7 Things You Should Know Before To Take Gold Loan

7 Things You Should Know Before To Take Gold Loan

When a cash crunch hits, you are left with two choices to manage your finances. You can either use your lifelong savings or take a loan. Sometimes, your savings are not enough to meet unexpected expenses, such as cover the cost of a wedding, education, travel, or medical emergency. In such cases, it would be wise to take a loan against your gold reserves.

A gold loan is a secured loan provided by financial institutions in India. You will need to pledge your gold items with considerable value as collateral to secure your preferred loan amount. Compared to other secured loans, you can avail of a lower interest rate, allowing you to make repayments without any delays or defaults.

Before taking a gold loan, you must know the underlying factors to make an informed decision:

  • Interest rate

The gold loan rate is one of the crucial factors of your gold finance. The gold loan interest rates are lower than personal loans. Both banks and non-banking financial companies offer different interest rates. Therefore, it is imperative to compare multiple lenders’ gold loan rates before applying for a loan. You can also use a gold loan interest calculator to determine your interest rate eligibility.

  • Loan amount

In the case of a gold loan, you can secure up to 60% to 75% of your gold jewellery’s value as a loan, which is decided based on your old purity, the current rate of gold, and your lender’s policy. Before applying for a loan, make sure to assess your budget and apply for a loan amount that you need.

  • Lender’s credibility

The credibility of your lender also affects your gold loan. It is crucial to find a reputed lender before submitting your gold items. Check your lender’s credibility and authenticity and ensure that you agree to their terms and conditions.

  • Loan tenure

The gold loan tenure ranges between 6 months to 36 months, depending on the type of loan you are opting for. Choose a repayment tenure within which you can repay the loan amount without putting any burden on your finances.

  • Repayment options

Consider your repayment options while applying for a gold loan. There are a few options that you can opt for, such as EMI, bullet payment, upfront interest, and overdraft facility.
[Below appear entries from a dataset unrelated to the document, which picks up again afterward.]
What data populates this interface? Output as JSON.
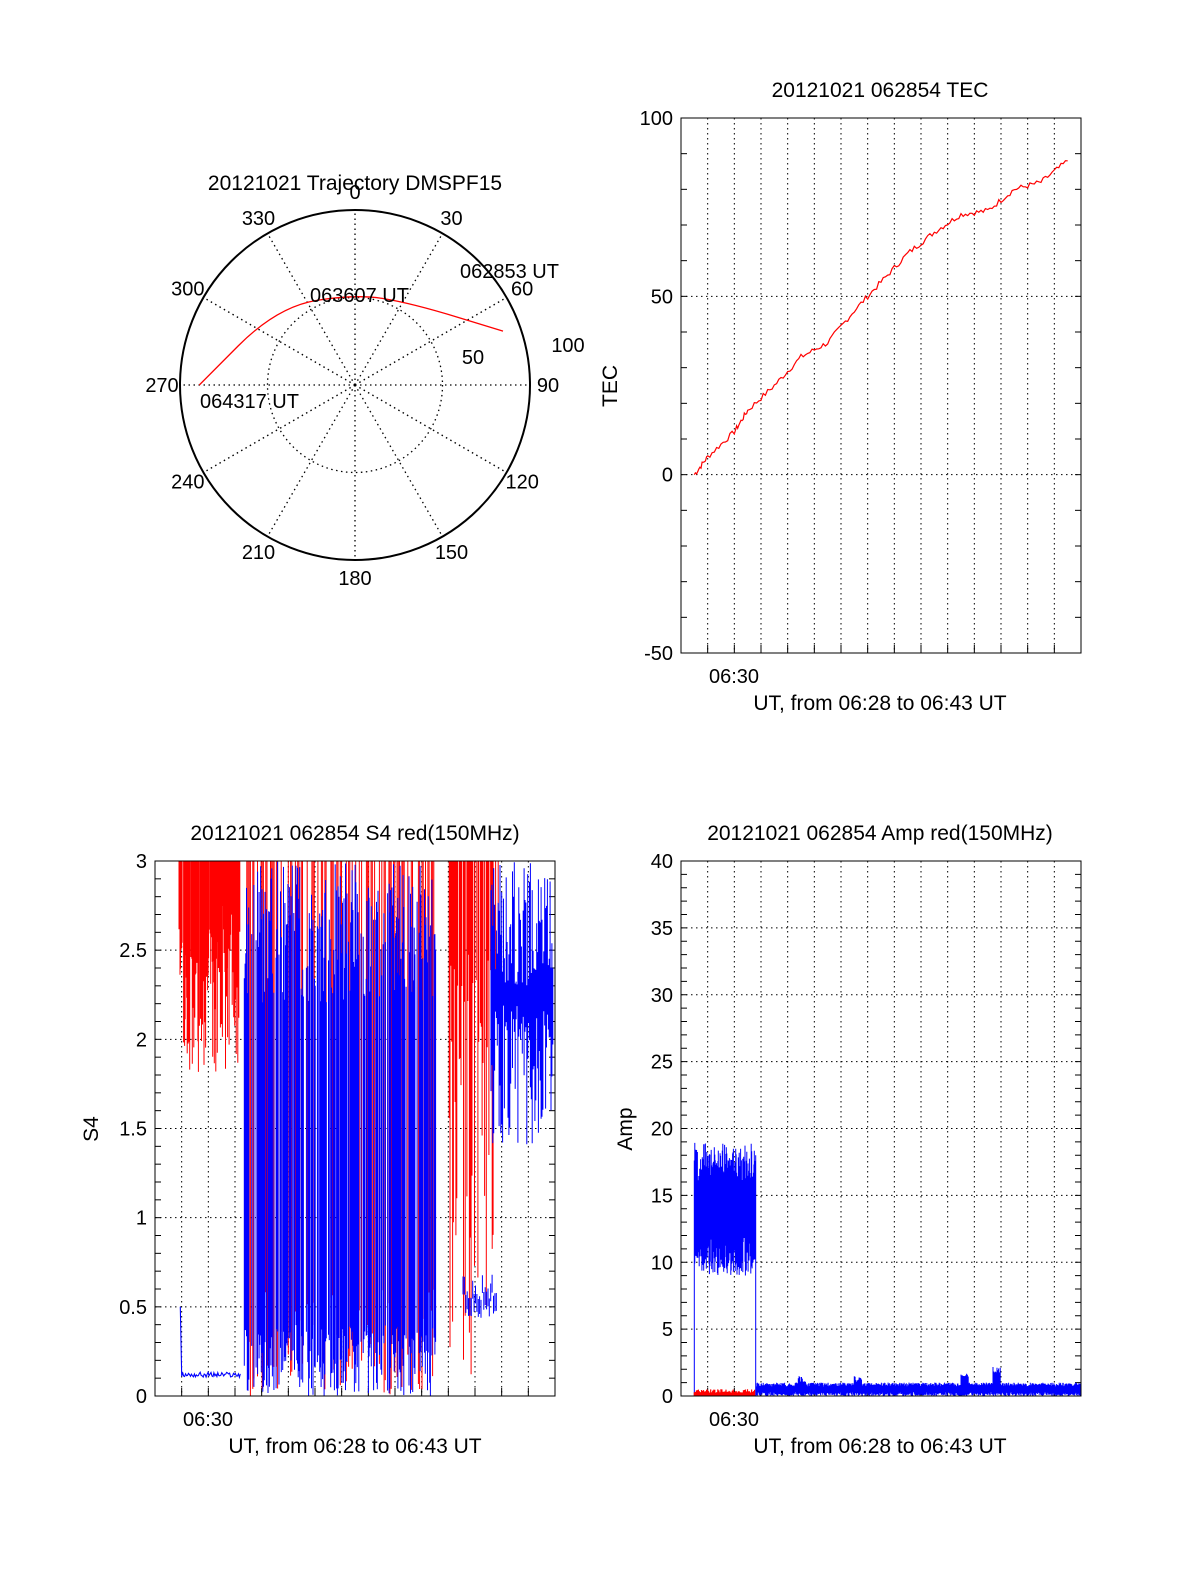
{
  "chart_data": [
    {
      "type": "polar",
      "title": "20121021 Trajectory DMSPF15",
      "azimuth_labels": [
        "0",
        "30",
        "60",
        "90",
        "120",
        "150",
        "180",
        "210",
        "240",
        "270",
        "300",
        "330"
      ],
      "radial_ticks": [
        "50",
        "100"
      ],
      "radial_max": 100,
      "grid": true,
      "series": [
        {
          "color": "#ff0000",
          "points": [
            {
              "az": 70,
              "r": 90
            },
            {
              "az": 35,
              "r": 57
            },
            {
              "az": 0,
              "r": 52
            },
            {
              "az": -45,
              "r": 63
            },
            {
              "az": -90,
              "r": 89
            }
          ]
        }
      ],
      "annotations": [
        {
          "text": "062853 UT",
          "az": 70,
          "r": 90
        },
        {
          "text": "063607 UT",
          "az": 0,
          "r": 52
        },
        {
          "text": "064317 UT",
          "az": -90,
          "r": 89
        }
      ]
    },
    {
      "type": "line",
      "title": "20121021 062854 TEC",
      "xlabel": "UT, from 06:28 to 06:43 UT",
      "ylabel": "TEC",
      "xlim": [
        0,
        15
      ],
      "ylim": [
        -50,
        100
      ],
      "yticks": [
        "-50",
        "0",
        "50",
        "100"
      ],
      "xticks": [
        {
          "x": 1.0,
          "label": "06:30"
        }
      ],
      "grid": true,
      "series": [
        {
          "color": "#ff0000",
          "points": [
            [
              0.5,
              0
            ],
            [
              1.0,
              5
            ],
            [
              2.0,
              12
            ],
            [
              2.5,
              18
            ],
            [
              3.5,
              25
            ],
            [
              4.5,
              33
            ],
            [
              5.5,
              37
            ],
            [
              6.5,
              46
            ],
            [
              7.5,
              54
            ],
            [
              8.5,
              62
            ],
            [
              9.5,
              68
            ],
            [
              10.5,
              73
            ],
            [
              11.5,
              74
            ],
            [
              12.5,
              80
            ],
            [
              13.5,
              82
            ],
            [
              14.5,
              88
            ]
          ]
        }
      ]
    },
    {
      "type": "line",
      "title": "20121021 062854 S4 red(150MHz)",
      "xlabel": "UT, from 06:28 to 06:43 UT",
      "ylabel": "S4",
      "xlim": [
        0,
        15
      ],
      "ylim": [
        0,
        3
      ],
      "yticks": [
        "0",
        "0.5",
        "1",
        "1.5",
        "2",
        "2.5",
        "3"
      ],
      "xticks": [
        {
          "x": 1.0,
          "label": "06:30"
        }
      ],
      "grid": true,
      "series": [
        {
          "name": "",
          "color": "#ff0000"
        },
        {
          "name": "",
          "color": "#0000ff"
        }
      ]
    },
    {
      "type": "line",
      "title": "20121021 062854 Amp red(150MHz)",
      "xlabel": "UT, from 06:28 to 06:43 UT",
      "ylabel": "Amp",
      "xlim": [
        0,
        15
      ],
      "ylim": [
        0,
        40
      ],
      "yticks": [
        "0",
        "5",
        "10",
        "15",
        "20",
        "25",
        "30",
        "35",
        "40"
      ],
      "xticks": [
        {
          "x": 1.0,
          "label": "06:30"
        }
      ],
      "grid": true,
      "series": [
        {
          "color": "#0000ff",
          "segments": [
            {
              "x0": 0.5,
              "x1": 2.8,
              "min": 9,
              "max": 19
            },
            {
              "x0": 2.8,
              "x1": 15,
              "min": 0,
              "max": 1
            }
          ],
          "bumps": [
            {
              "x": 4.4,
              "v": 1.5
            },
            {
              "x": 6.5,
              "v": 1.5
            },
            {
              "x": 10.5,
              "v": 1.8
            },
            {
              "x": 11.7,
              "v": 2.2
            }
          ]
        },
        {
          "color": "#ff0000",
          "segments": [
            {
              "x0": 0.5,
              "x1": 2.8,
              "min": 0,
              "max": 0.5
            }
          ]
        }
      ]
    }
  ]
}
In EMI, you pay a percentage of your loan amount and interest rate every month. A bullet payment allows you to pay the entire sum with the interest at the time of maturity.

In upfront interest, you can pay the entire interest at the beginning of your loan tenure and the principal amount at the end. Whereas, overdraft facility enables you to pay interest only on the utilized amount.

  • Gold insurance

Your pledged gold is subject to theft or robbery. Before taking a gold loan, your lender may advise you to buy an insurance plan for your gold. In the case of an unfortunate event, you get compensation equivalent to your gold value.

  • Hidden costs

Besides the gold loan rate, your lender may also charge a nominal processing fee of 1% of the approved loan amount. You must check with your lender about their terms and conditions and ensure to agree with them before submitting your loan application.

So, if you want to apply for a gold loan to meet your immediate financial requirements, consider the above-said things to get the best deal. Also, you can use a gold loan interest calculator to determine your interest affordability before taking a loan.